Siber şiddet aksiyonlarının toplumsal medya ve iletileşme platformları, uygulamalar, oyunların sohbet odaları, forumlar ve e-posta üzere Bilgi ve İrtibat Teknolojileri’nin (BİT) kullanılmasıyla gerçekleştiğinin kaydedildiği raporda şunlar anlatılıyor; “Siber şiddeti uygulayan kişi, eski ya da şu anki eş/partner, okul arkadaşı, bir yakın ya da bir yabancı olabilir. Siber şiddet hatadır ve işleyenler için cezası vardı. Failler, farklı taktik ve gayeler kullansalar da hedefleri değişmiyor: ‘Utandırmak, aşağılamak, korkutmak, tehdit etmek, susturmak yahut linç akınlarını ya da berbat niyetli yakınlaşmaları cesaretlendirmek’. Failler ekseriyetle denetimi sürdürme konusunda çok kararlılar ve teknoloji bunu yapmak için kullandıkları birçok araçtan yalnızca birisi. Failin seninle ilgili çok fazla bilgisi olduğunu düşünüyorsan, bu bilgileri aygıtlarını yahut pozisyonunu izleyerek, çevrim içi hesaplarına erişerek, ya da hakkında çevrim içi bilgi toplayarak elde ediyor olabilir.”
SİBER ŞİDDET CİNSLERİ
Siber şiddet ve cinsleri hakkında ayrıntılı bilgilerin paylaşıldığı çalışmada, “Siber şiddetin farklı tipleri var. Birincisi siber takip başka bilinen ismiyle ‘stalklama’ bazen hiç günahsız olmayabilir. Siber takip, e-posta, çevrim içi bildiriler yahut internet yoluyla izlenmedir. Hiç haberimiz olmadan casus yazılım yahut klavye kaydediciler ile hareketlerimiz izlenebilir.
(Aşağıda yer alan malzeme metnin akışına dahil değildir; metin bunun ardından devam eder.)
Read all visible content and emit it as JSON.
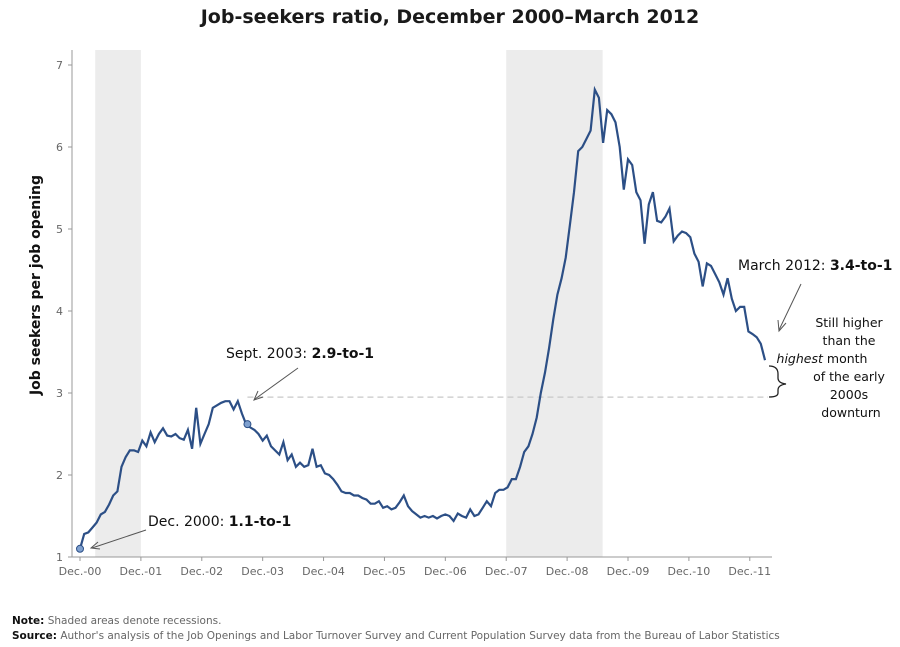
{
  "title": "Job-seekers ratio, December 2000–March 2012",
  "note": {
    "label": "Note:",
    "text": "Shaded areas denote recessions."
  },
  "source": {
    "label": "Source:",
    "text": "Author's analysis of the Job Openings and Labor Turnover Survey and Current Population Survey data from the Bureau of Labor Statistics"
  },
  "annotations": {
    "dec2000": {
      "prefix": "Dec. 2000: ",
      "value": "1.1-to-1"
    },
    "sept2003": {
      "prefix": "Sept. 2003: ",
      "value": "2.9-to-1"
    },
    "mar2012": {
      "prefix": "March 2012: ",
      "value": "3.4-to-1"
    },
    "still_higher": [
      "Still higher",
      "than the",
      "highest",
      "month",
      "of the early",
      "2000s",
      "downturn"
    ]
  },
  "colors": {
    "line": "#2c4f86",
    "recession": "#ececec",
    "axis": "#999999",
    "reference": "#c8c8c8",
    "marker": "#7ea0cf"
  },
  "chart_data": {
    "type": "line",
    "title": "Job-seekers ratio, December 2000–March 2012",
    "xlabel": "",
    "ylabel": "Job seekers per job opening",
    "ylim": [
      1,
      7
    ],
    "yticks": [
      "1",
      "2",
      "3",
      "4",
      "5",
      "6",
      "7"
    ],
    "xticks": [
      "Dec.-00",
      "Dec.-01",
      "Dec.-02",
      "Dec.-03",
      "Dec.-04",
      "Dec.-05",
      "Dec.-06",
      "Dec.-07",
      "Dec.-08",
      "Dec.-09",
      "Dec.-10",
      "Dec.-11"
    ],
    "x_start": "Dec. 2000",
    "x_end": "Mar. 2012",
    "grid": false,
    "recessions": [
      {
        "start": "Mar. 2001",
        "end": "Nov. 2001"
      },
      {
        "start": "Dec. 2007",
        "end": "Jun. 2009"
      }
    ],
    "reference_line": 2.95,
    "series": [
      {
        "values": [
          1.1,
          1.28,
          1.3,
          1.36,
          1.42,
          1.52,
          1.55,
          1.64,
          1.75,
          1.8,
          2.1,
          2.22,
          2.3,
          2.3,
          2.28,
          2.42,
          2.35,
          2.52,
          2.4,
          2.5,
          2.57,
          2.48,
          2.47,
          2.5,
          2.45,
          2.43,
          2.55,
          2.32,
          2.82,
          2.38,
          2.5,
          2.62,
          2.82,
          2.85,
          2.88,
          2.9,
          2.9,
          2.8,
          2.9,
          2.75,
          2.62,
          2.58,
          2.55,
          2.5,
          2.42,
          2.48,
          2.35,
          2.3,
          2.25,
          2.4,
          2.18,
          2.25,
          2.1,
          2.15,
          2.1,
          2.12,
          2.32,
          2.1,
          2.12,
          2.02,
          2.0,
          1.95,
          1.88,
          1.8,
          1.78,
          1.78,
          1.75,
          1.75,
          1.72,
          1.7,
          1.65,
          1.65,
          1.68,
          1.6,
          1.62,
          1.58,
          1.6,
          1.67,
          1.75,
          1.62,
          1.56,
          1.52,
          1.48,
          1.5,
          1.48,
          1.5,
          1.47,
          1.5,
          1.52,
          1.5,
          1.44,
          1.53,
          1.5,
          1.48,
          1.58,
          1.5,
          1.52,
          1.6,
          1.68,
          1.62,
          1.78,
          1.82,
          1.82,
          1.85,
          1.95,
          1.95,
          2.1,
          2.28,
          2.35,
          2.5,
          2.7,
          3.0,
          3.25,
          3.55,
          3.9,
          4.2,
          4.4,
          4.65,
          5.05,
          5.45,
          5.95,
          6.0,
          6.1,
          6.2,
          6.7,
          6.6,
          6.05,
          6.45,
          6.4,
          6.3,
          6.0,
          5.48,
          5.85,
          5.78,
          5.45,
          5.35,
          4.82,
          5.3,
          5.45,
          5.1,
          5.08,
          5.15,
          5.25,
          4.85,
          4.92,
          4.97,
          4.95,
          4.9,
          4.7,
          4.6,
          4.3,
          4.58,
          4.55,
          4.45,
          4.35,
          4.2,
          4.4,
          4.15,
          4.0,
          4.05,
          4.05,
          3.75,
          3.72,
          3.68,
          3.6,
          3.4
        ]
      }
    ],
    "highlight_points": [
      {
        "label": "Dec. 2000",
        "value": 1.1
      },
      {
        "label": "Sept. 2003",
        "value": 2.9
      },
      {
        "label": "March 2012",
        "value": 3.4
      }
    ]
  }
}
En fazla karşılaşılan öteki bir çeşit de siber taciz. Dijital cinsel içerikli e-postalar, iletiler, dijital platforlardan paylaşılan uygunsuz ve saldırgan bildiriler, fizikî ve cinsel tehdit iletiler. Görsel odaklı cinsel taciz ise imgede yer alan kişinin isteği olmaksızın cinsel içerikli fotoğraflarını ve görüntülerinin çevrim içi olarak dağıtılmasıdır” diye anlatıldı.
İnançlı ve özgür hissedin
Çalışmada siber şiddete maruz kalanların öfke, şaşkınlık, çaresizlik, güçsüzlük, kendi güvenliği konusunda kaygı etme, endişe ve keder hissedebileceği, aile ve arkadaşlarının duymasından kaygı edebileceği belirtilerek, “Yaşadığımız şiddeti önemsizleştirebilir, kendimizi suçlayabilir ve olayları değiştirmek için yapabilecek hiçbir şey olmadığı inancına kapılabiliriz. Hatta toplumsal medya hesaplarımızı kapatabiliriz. Bir toplumsal medya hesabının kapatılması küçük bir şey üzere görünebilir. Lakin, bu bilhassa bayanların ve kız çocuklarının dijital alanlardan çekilmesi manasına geliyor. Kamusal, özel ve dijital alanlarda kendini inançlı ve özgür hissetmek ve söz edebilmek hepimizin hakkıdır” denildi.